A 13g bullet traveling 330 m/s penetrates a 2.0 kg Block of wood and emerges going 270 m/s . If the block is stationary on a frictionless surface when hit how fast does it move after the bullet emerges?
momentum before = momentum after
momentum before = .013 * 330
momentum after = .013 * 270 + 2 v
so
2 v = .013 (330 - 270)
it was a gi Jane joke
thank you
To determine how fast the block moves after the bullet emerges, we need to apply the law of conservation of momentum. According to this law, the total momentum before and after the collision should remain constant.
The momentum of an object is calculated by multiplying its mass by its velocity. Let's define the variables:
m₁ = mass of the bullet = 13g = 0.013 kg (converted to kg)

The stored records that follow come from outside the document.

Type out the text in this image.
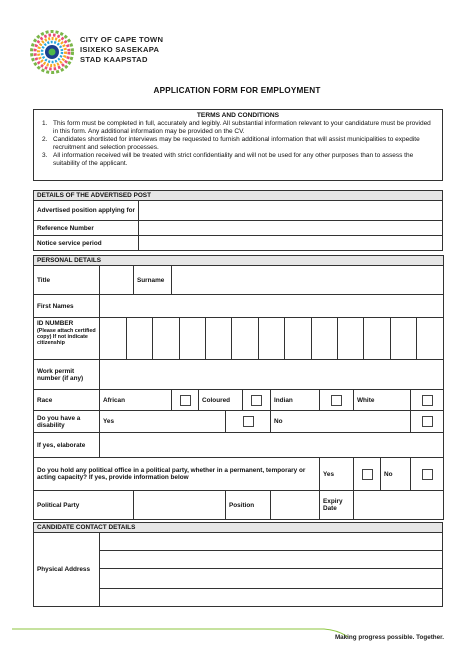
CITY OF CAPE TOWN
ISIXEKO SASEKAPA
STAD KAAPSTAD
APPLICATION FORM FOR EMPLOYMENT
TERMS AND CONDITIONS
1. This form must be completed in full, accurately and legibly. All substantial information relevant to your candidature must be provided in this form. Any additional information may be provided on the CV.
2. Candidates shortlisted for interviews may be requested to furnish additional information that will assist municipalities to expedite recruitment and selection processes.
3. All information received will be treated with strict confidentiality and will not be used for any other purposes than to assess the suitability of the applicant.
DETAILS OF THE ADVERTISED POST	
Advertised position applying for	
Reference Number	
Notice service period	
PERSONAL DETAILS
Title		Surname	
First Names	

ID NUMBER
(Please attach certified copy) If not indicate citizenship

Work permit number (if any)	
Race	African		Coloured		Indian		White	
Do you have a disability	Yes		No	
If yes, elaborate	
Do you hold any political office in a political party, whether in a permanent, temporary or acting capacity? If yes, provide information below	Yes		No	
Political Party		Position		Expiry Date	
CANDIDATE CONTACT DETAILS
Physical Address	

Making progress possible. Together.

v₁ = velocity of the bullet before collision = 330 m/s
m₂ = mass of the block of wood = 2.0 kg
v₂ = velocity of the block of wood before collision = 0 m/s (since it is stationary)

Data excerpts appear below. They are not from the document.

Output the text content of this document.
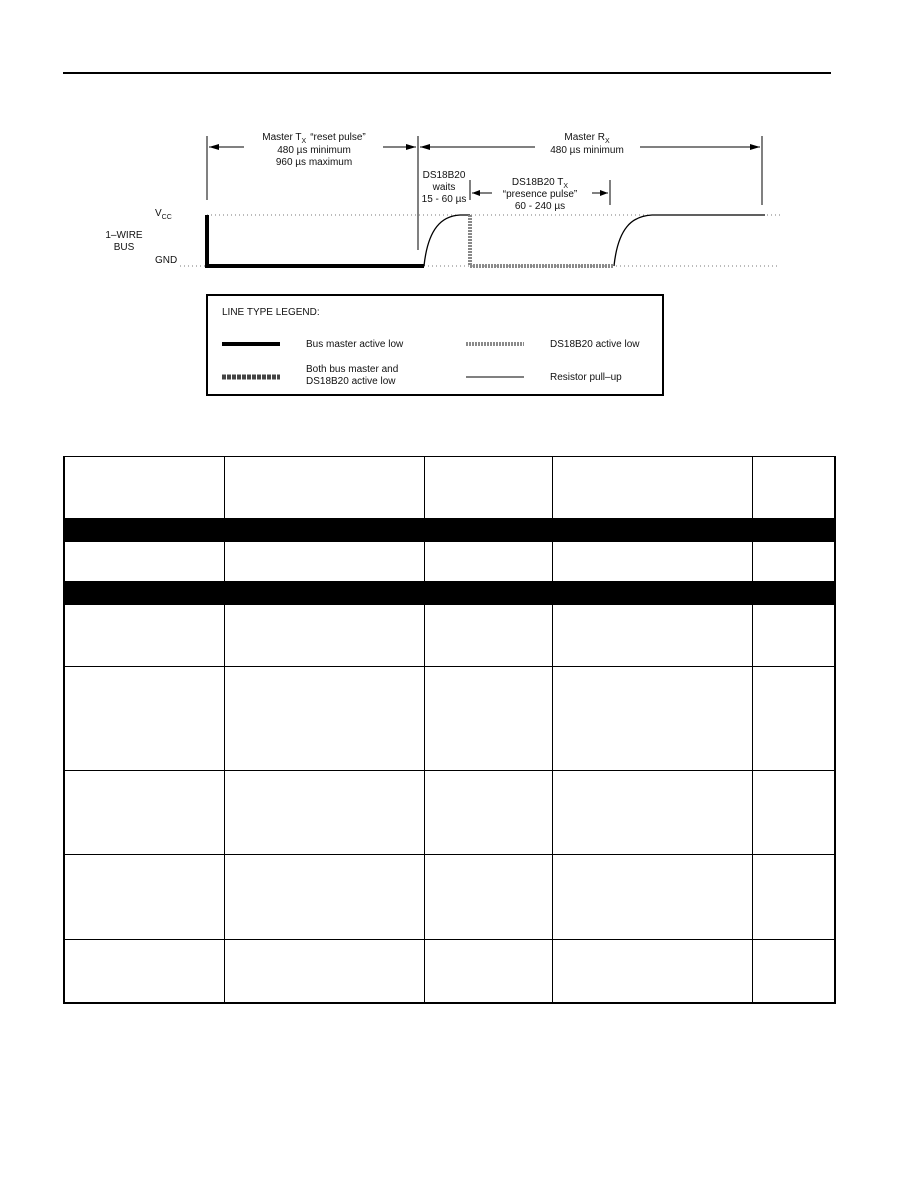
Master $T_X$ “reset pulse”
480 µs minimum
960 µs maximum
Master $R_X$
480 µs minimum
DS18B20
waits
15 - 60 µs
DS18B20 $T_X$
“presence pulse”
60 - 240 µs
$V_{CC}$
GND
1–WIRE
BUS
LINE TYPE LEGEND:
Bus master active low	DS18B20 active low
Both bus master and
DS18B20 active low	Resistor pull–up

v₃ = velocity of the block of wood after collision (what we need to calculate)
Using the conservation of momentum equation:
(m₁ * v₁) + (m₂ * v₂) = (m₁ * v₁') + (m₂ * v₂')

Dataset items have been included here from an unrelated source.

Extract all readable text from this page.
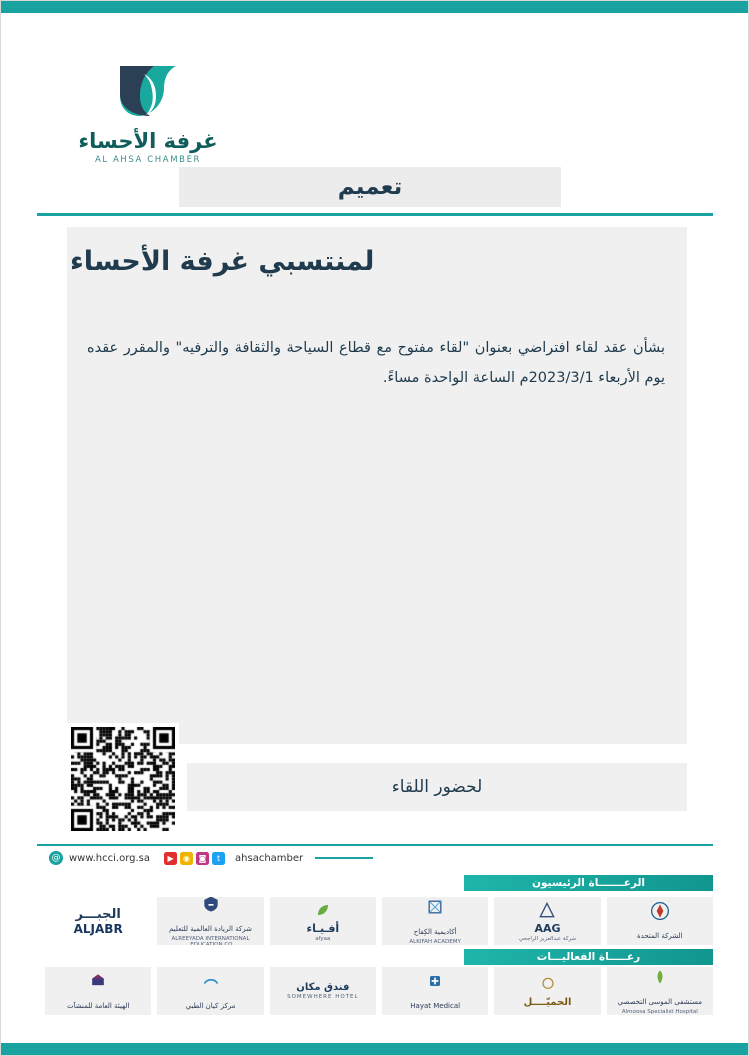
غرفة الأحساء
AL AHSA CHAMBER
تعميم
لمنتسبي غرفة الأحساء
بشأن عقد لقاء افتراضي بعنوان "لقاء مفتوح مع قطاع السياحة والثقافة والترفيه" والمقرر عقده يوم الأربعاء 2023/3/1م الساعة الواحدة مساءً.
لحضور اللقاء
@ www.hcci.org.sa	▶	◉	◙	t	ahsachamber
الرعـــــــاة الرئيسيون
الشركة المتحدة
AAG
شركة عبدالعزيز الراجحي
أكاديمية الكِفاح
ALKIFAH ACADEMY
أفـيـاء
afyaa
شركة الريادة العالمية للتعليم
ALREEYADA INTERNATIONAL EDUCATION CO.
الجبـــر
ALJABR
رعـــــاة الفعاليـــات
مستشفى الموسى التخصصي
Almoosa Specialist Hospital
الحميّــــل
Hayat Medical
فندق مكان
SOMEWHERE HOTEL
مركز كيان الطبي
الهيئة العامة للمنشآت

where v₁' is the velocity of the bullet after the collision.
Substituting the given values:
(0.013 kg * 330 m/s) + (2.0 kg * 0 m/s) = (0.013 kg * v₁') + (2.0 kg * v₂')
0.013 kg * 330 m/s = 0.013 kg * v₁' + 2.0 kg * v₂'
Now, we need to solve for v₁'. Rearranging the equation:
0.013 kg * 330 m/s - 2.0 kg * v₂' = 0.013 kg * v₁'
Divide both sides of the equation by 0.013 kg:
330 m/s - 153.85 kg/s * v₂' = v₁'
Now, substitute the given value v₂' = 270 m/s:
330 m/s - 153.85 kg/s * 270 m/s = v₁'
Now, solve for v₁':
v₁' = 330 m/s - 270 m/s * 153.85 kg/s
v₁' ≈ 330 m/s - 41,500.5 kg·m/s
v₁' ≈ 330 m/s - 41.5 m/s
v₁' ≈ 288.5 m/s
Therefore, the block of wood moves at approximately 288.5 m/s after the bullet emerges.